Je suis pour. Encore faut-il que l’Allemagne en soit d’accord.
Faut-il un ministre des Finances européen?
A condition qu'il n'ait pas que des compétences budgétaires, contrairement à ce que suggère Jean-Claude Trichet. Un vrai gouvernement économique de la zone euro ne peut procéder que du Conseil européen pas de la Commission qui n’a pas de légitimité pour cela. Si la France, l'Allemagne et l'Italie sont d'accord pour aller de l’avant, les autres suivront. Il faut être capable de parler à l'Allemagne. C'est ce dont doit être capable le prochain président de la France. Il faut faire comprendre aux Allemands que leur intérêt à long terme ne peut se dissocier de la prospérité de l'Europe tout entière.
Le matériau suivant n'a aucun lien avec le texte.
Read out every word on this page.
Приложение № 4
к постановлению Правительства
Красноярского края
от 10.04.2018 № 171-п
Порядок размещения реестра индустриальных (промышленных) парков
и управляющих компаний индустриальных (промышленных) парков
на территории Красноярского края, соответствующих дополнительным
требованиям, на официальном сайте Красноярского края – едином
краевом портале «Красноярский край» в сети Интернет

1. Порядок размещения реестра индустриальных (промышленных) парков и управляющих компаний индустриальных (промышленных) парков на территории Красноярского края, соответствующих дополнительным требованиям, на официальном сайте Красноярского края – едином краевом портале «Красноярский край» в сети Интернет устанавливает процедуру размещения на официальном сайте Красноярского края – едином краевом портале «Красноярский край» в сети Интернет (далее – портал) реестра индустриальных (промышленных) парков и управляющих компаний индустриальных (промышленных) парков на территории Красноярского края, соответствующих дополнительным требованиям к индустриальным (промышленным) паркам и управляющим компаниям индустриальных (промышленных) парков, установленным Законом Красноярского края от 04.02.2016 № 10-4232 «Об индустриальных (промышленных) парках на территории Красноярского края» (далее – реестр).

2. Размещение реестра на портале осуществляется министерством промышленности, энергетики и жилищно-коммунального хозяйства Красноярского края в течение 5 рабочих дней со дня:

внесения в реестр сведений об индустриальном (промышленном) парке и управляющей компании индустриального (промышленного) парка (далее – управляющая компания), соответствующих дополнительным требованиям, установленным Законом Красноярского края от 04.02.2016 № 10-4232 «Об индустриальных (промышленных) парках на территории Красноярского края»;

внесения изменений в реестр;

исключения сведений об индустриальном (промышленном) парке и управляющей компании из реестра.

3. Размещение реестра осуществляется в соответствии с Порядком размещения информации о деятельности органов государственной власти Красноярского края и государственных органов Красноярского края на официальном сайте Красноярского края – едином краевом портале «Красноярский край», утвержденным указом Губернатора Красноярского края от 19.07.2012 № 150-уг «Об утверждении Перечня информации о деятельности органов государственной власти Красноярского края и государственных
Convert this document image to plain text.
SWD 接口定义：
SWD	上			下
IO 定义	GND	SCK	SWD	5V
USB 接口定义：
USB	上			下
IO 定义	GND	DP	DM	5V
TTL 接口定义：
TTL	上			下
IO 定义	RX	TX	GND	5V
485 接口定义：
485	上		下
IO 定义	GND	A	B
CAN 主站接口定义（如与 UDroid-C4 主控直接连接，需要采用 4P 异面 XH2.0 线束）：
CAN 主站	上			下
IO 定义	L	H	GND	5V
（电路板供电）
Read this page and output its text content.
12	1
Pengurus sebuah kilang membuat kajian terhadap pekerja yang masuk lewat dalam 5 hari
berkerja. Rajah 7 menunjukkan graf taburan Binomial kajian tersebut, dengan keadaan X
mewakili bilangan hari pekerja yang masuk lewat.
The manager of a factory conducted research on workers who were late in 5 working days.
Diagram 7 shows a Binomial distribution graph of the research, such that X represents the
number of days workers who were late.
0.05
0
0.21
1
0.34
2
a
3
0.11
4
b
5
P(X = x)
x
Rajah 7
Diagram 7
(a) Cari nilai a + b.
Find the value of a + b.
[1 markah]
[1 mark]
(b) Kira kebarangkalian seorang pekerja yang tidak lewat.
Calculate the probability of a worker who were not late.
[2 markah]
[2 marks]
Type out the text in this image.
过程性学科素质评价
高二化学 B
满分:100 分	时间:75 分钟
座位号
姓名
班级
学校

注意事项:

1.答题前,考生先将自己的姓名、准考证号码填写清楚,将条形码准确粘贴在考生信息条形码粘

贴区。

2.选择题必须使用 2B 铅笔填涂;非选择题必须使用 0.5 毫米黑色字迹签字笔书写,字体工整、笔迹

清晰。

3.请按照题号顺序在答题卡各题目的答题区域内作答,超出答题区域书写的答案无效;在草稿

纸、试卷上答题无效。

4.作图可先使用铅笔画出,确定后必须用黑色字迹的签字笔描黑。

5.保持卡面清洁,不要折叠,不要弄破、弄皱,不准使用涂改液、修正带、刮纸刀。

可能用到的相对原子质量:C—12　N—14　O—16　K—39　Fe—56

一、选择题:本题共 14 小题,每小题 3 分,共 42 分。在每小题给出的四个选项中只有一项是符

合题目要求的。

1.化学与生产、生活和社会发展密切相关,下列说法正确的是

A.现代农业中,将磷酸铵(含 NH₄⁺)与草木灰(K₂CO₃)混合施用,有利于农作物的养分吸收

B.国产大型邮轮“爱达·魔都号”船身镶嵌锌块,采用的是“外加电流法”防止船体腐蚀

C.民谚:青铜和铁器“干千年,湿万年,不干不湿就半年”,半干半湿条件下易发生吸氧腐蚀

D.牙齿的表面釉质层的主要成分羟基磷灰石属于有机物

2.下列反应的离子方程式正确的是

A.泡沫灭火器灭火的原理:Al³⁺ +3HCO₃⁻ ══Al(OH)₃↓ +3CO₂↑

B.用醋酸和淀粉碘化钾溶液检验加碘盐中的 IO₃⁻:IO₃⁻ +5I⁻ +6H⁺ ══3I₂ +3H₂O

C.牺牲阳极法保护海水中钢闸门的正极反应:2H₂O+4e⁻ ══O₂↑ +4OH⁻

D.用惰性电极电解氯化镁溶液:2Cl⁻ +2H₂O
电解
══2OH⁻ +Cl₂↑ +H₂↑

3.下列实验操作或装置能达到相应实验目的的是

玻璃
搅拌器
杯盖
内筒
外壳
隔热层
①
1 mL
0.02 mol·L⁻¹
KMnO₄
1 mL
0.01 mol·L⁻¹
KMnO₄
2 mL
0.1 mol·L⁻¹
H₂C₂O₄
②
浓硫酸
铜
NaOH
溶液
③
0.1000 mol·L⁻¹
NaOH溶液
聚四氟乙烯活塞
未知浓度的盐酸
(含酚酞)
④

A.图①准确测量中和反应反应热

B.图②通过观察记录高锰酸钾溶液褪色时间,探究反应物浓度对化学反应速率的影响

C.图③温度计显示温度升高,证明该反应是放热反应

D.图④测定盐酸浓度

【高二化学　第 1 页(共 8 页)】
L'Allemagne joue la compétitivité sur les marchés émergents - et donc organise chez elle la déflation salariale mais elle a fait de la zone euro son marché intérieur: elle y réalise plus de 60% de ses excédents. C'est contradictoire! On ne peut pas avoir le beurre et l’argent du beurre !
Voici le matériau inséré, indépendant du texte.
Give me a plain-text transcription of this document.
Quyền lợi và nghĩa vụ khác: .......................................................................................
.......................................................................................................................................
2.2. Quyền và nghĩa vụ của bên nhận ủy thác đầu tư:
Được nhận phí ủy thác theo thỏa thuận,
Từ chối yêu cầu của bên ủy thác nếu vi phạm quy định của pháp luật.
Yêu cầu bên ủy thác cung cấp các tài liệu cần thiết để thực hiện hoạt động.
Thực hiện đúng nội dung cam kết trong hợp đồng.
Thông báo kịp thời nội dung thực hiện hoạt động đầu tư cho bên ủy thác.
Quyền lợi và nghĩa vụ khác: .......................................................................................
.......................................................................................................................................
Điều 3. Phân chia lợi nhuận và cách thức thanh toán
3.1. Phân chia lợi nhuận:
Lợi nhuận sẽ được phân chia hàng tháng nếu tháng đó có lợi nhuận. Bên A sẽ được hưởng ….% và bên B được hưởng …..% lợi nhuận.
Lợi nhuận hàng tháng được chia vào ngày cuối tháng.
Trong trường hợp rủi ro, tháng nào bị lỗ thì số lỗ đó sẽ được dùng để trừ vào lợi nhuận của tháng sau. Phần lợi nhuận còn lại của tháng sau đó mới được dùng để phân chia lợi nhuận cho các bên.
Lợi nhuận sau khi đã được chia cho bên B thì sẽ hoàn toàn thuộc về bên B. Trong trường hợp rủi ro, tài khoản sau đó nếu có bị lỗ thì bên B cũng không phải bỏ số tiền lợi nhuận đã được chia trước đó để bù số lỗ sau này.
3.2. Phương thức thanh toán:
Comment convaincre l'Allemagne d'abandonner un modèle économique qui marche?
Mais ça ne marche plus ! Elle exporte plus de 50% de sa production mais 70% vont vers l’Europe qui plonge dans la crise. L'Allemagne, c'est la Chine de l'Europe. L'Allemagne, ce n'est pas seulement Madame Merkel, il y a un paysage politique éclaté. Il y a des industriels et des syndicats sensibles à la nécessité d’un rééquilibrage. Il faut rendre les Allemands conscients de leurs responsabilités européennes. Certains choix allemands, pris en solitaire, comme sur le nucléaire, sont inquiétants.
Abandonner le nucléaire, est-ce une erreur?
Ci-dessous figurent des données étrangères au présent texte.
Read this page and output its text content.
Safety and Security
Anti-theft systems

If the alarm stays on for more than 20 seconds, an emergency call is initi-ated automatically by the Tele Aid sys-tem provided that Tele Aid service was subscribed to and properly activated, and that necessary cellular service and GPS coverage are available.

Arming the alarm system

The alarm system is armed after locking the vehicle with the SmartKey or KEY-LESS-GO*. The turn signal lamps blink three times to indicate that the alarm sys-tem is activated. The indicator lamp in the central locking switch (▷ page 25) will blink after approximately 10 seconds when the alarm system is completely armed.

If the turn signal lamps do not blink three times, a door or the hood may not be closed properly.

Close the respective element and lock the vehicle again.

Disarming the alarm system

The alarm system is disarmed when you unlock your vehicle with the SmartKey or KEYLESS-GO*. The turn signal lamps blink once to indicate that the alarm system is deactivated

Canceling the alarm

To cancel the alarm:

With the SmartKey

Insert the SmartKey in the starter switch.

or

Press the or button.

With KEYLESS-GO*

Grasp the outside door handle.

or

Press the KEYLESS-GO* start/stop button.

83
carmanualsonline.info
C'est un choix très aléatoire et surtout très coûteux. L’éolien est encore deux fois plus cher que le nucléaire ou le gaz, et le solaire photovoltaïque huit à dix fois plus cher. Tant que la recherche n’aura pas permis d’abaisser ces coûts, l'Allemagne achètera plus de gaz à la Russie, et brûlera du lignite.
La France ne doit donc pas suivre?
Payer l'électricité 40% plus cher ne serait bon ni pour la compétitivité ni pour le pouvoir d’achat. Le choix de l’Allemagne restera d’ailleurs sans incidence sur celui de la Chine, de l’Inde, du Royaume-Uni, etc.
Fukushima ne vous fait-il pas trembler?
Fukushima, c'est une catastrophe naturelle, frappant une centrale appartenant à une firme privée, qui n'a pas pris les mesures de sécurité suffisantes et qui ne rendait compte qu’à elle-même. Tirons-en les justes leçons : contrôle public du nucléaire. Indépendance absolue des autorités de sûreté.
Malgré tout, nous achetons plus d'électricité à l'Allemagne que l’inverse...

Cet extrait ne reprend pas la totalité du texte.